Granted, this is a difficult concept. After all, everything that the Almighty has created, He has created is to manifest His glory. This includes garbage. Since it is G-d’s will that the Jewish People worship Him and rebuild their Statehood on the foundations of the Torah, can it be that He has servants working in an opposite manner creating mountains of garbage which counteract everything the Master has decreed? How can He allow all of this trash?

To explain this paradox, the Zohar teaches, in the famous parable of the harlot, that the purpose of evil is to bring forth the will of G-d. While the king wants his son to live a moral life and not succumb to temptation, he secretly hires a harlot and instructs her to seduce his son, in order to test his obedience to his father’s teachings. To resist her wiles and charms, the prince has to summon all of his inner resources and strengths. When he succeeds, the king grants him the highest of prizes and honors. Now who caused all of this grandeur to come to the prince? The harlot! (Zohar, Shemot, 163A).

Just as each one of us is called upon to conquer our evil inclinations in our personal lives, we, as a nation, are also summoned to separate the holy from the garbage in our national lives as well. This is the process of “birur” or selection that the Jewish Nation is experiencing today.
It's our job to separate the peel from the fruit.
This estrangement from our own holy sources is but a passing illness. After two thousand years of exile among the nations of the world, we have returned to Eretz Yisrael to build our own unique Jewish State. But when we come back from our wanderings, our luggage is filled with both good things and bad. We have learned about socialism, and communism, capitalism, and democracy. In our school of hard knocks, we have learned how to be writers, scientists, statesmen, and soldiers. In the long school of galut, we have absorbed gentile concepts, corrupt dealings, and heretical teachings as well. It is our job to sift out the good from the bad and to re-establish our nation on the basis of Torah. The more garbage that there is, the harder each one of us has to work. The darker the husks, the more we have to strive to increase Torah in order to spread its light. Just as the dregs serve to preserve a fine wine, so does the existence of the wicked force the champions of spirituality and goodness to climb to greater heights, until they can reveal the glorious, universal, transcendental, Divine “ism” of Judaism, the paucity of which led to the spiritual rebellion and heresy of the past. In a nutshell, the more corruption, immorality, and evil, the holier we all have to be.

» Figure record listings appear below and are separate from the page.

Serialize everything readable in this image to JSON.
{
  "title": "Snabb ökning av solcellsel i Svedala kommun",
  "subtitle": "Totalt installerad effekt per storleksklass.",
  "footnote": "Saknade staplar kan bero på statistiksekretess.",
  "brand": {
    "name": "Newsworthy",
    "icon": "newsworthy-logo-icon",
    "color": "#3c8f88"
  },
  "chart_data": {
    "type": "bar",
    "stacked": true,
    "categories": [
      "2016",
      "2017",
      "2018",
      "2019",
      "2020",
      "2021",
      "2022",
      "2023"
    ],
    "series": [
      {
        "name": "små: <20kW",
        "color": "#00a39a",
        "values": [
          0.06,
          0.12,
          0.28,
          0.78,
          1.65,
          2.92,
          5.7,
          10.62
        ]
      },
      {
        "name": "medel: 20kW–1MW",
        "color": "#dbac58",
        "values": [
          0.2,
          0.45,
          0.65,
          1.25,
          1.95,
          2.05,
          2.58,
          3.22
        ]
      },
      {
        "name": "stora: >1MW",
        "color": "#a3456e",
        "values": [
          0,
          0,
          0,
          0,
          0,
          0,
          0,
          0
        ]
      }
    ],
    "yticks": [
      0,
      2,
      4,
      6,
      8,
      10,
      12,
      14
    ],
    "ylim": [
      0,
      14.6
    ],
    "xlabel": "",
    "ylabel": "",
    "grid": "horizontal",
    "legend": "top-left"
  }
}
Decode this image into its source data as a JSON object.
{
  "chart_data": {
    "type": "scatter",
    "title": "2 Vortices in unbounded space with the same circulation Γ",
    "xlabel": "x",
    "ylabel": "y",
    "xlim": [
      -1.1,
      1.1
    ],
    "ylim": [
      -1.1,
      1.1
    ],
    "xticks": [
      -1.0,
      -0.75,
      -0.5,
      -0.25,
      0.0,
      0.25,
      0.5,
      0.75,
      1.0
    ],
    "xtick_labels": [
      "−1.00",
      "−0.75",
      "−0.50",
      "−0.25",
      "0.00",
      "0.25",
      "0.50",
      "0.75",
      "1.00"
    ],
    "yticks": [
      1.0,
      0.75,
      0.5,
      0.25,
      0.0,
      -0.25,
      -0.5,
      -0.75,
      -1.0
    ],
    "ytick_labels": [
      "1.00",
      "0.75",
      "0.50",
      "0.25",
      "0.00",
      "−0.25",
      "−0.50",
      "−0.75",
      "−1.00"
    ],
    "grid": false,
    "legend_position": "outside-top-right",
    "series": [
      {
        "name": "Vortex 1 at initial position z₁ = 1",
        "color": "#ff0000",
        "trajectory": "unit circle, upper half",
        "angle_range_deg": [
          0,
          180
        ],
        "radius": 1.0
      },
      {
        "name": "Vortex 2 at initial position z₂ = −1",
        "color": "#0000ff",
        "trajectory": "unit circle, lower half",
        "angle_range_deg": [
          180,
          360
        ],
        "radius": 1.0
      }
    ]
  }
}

Rabbi Kook writes that although holiness, goodness, and faith will seem to suffer and weaken in the early stages of nation building, this is in reality the stimulus for the magnificent ascent that follows. “For after the decay of the refuse, the light of splendor and holiness will immediately begin to grow on healthy holy foundations” (Orot HaTechiya, 52).
But to bring about this world perfecting rectification, you have to be engaged in the battle. If you want to participate in the Redemption, you can’t sit on the sidelines, watching from thousands of miles away, afraid to get dirty.
Watching from the sidelines
You can't do the Divine work of selection by keeping away from the garbage. You have to buckle on your boots, grab your buckets and brooms, and climb onto the dump with the rest of us here. The garbage is waiting for you. And also an incredible, indescribable good. If you come with a willing heart and a firm trust in G-d, then you won’t even notice the smell on your shoes. I promise.